I sometimes tell my staff members to imagine they’re playing a game to win $10,000 if their next client posts a positive review on social media within 24 hours of their appointment. Getting staff members to actually plan out strategies for delivering above and beyond service makes it fun for everyone and fosters friendly competition.

It’s helpful, and encourages consistency, to create an “above and beyond” checklist for employees and post it in the workplace as a visual reminder. It could look something like this:

  • Plan ahead: How will you impress each of your clients today?
  • What will you say to them to make them feel special?
  • What will you do for them that they will remember?

Handling Complaints

There may be no area of customer service where going above and beyond is more important than handling complaints, and every business owner gets them, no matter what. This is especially true because of a little thing called social media. If a customer has a good experience with you, they may or may not share it on a social media platform like Facebook. However, if they have a terrible experience with you, or if you don’t handle their complaint in a positive way, you can be sure they will blast you to all of their friends. The damage can be far-reaching.

Some customers are nearly impossible to please, no matter how hard you try. In my experience, much of what determines the outcome of a complaint has to do with the customer feeling like they have been heard. Though it’s not always easy dealing with a dissatisfied customer, think of it as a golden opportunity to demonstrate your top level service.

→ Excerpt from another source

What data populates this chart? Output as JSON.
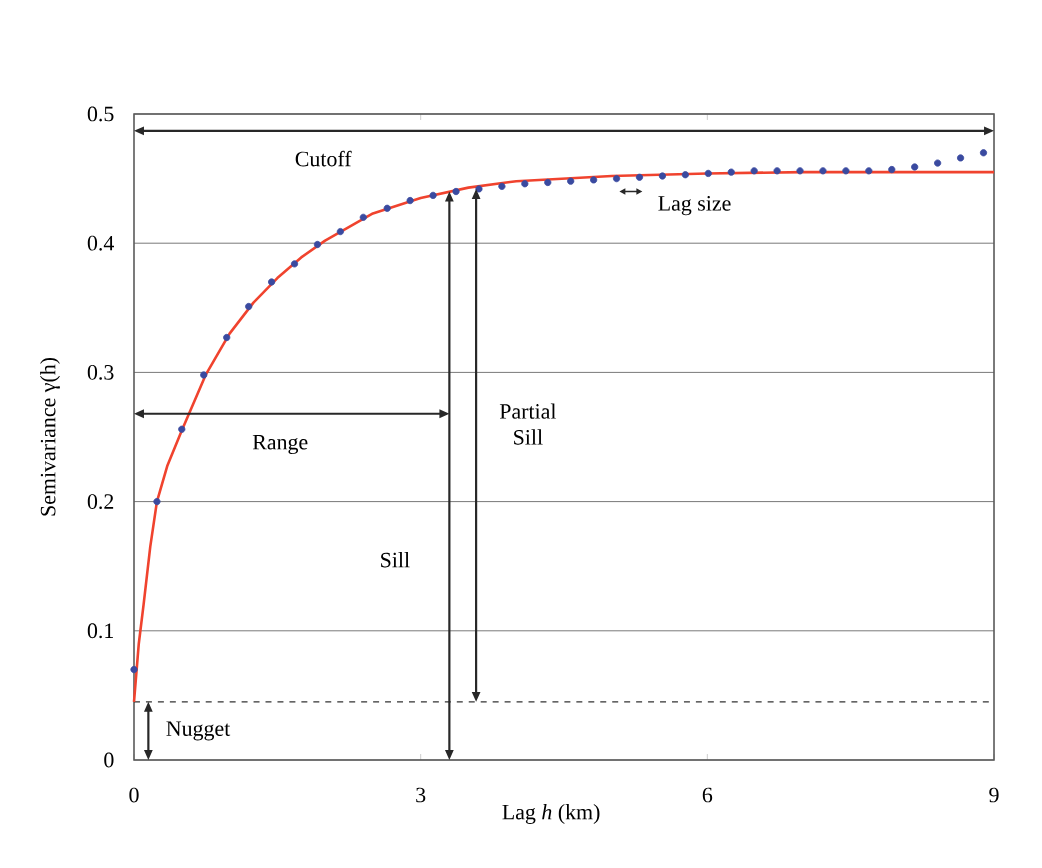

If you can turn around an angry customer and leave them smiling, or better yet, praising you on social media for the way you took care of them, you’ll know you’re doing it right.

Take the Challenge

In a highly competitive business world, it’s challenging to stand apart from the crowd. Making an effort every day to ensure each and every customer feels like the most important person in the world is what I call going above and beyond.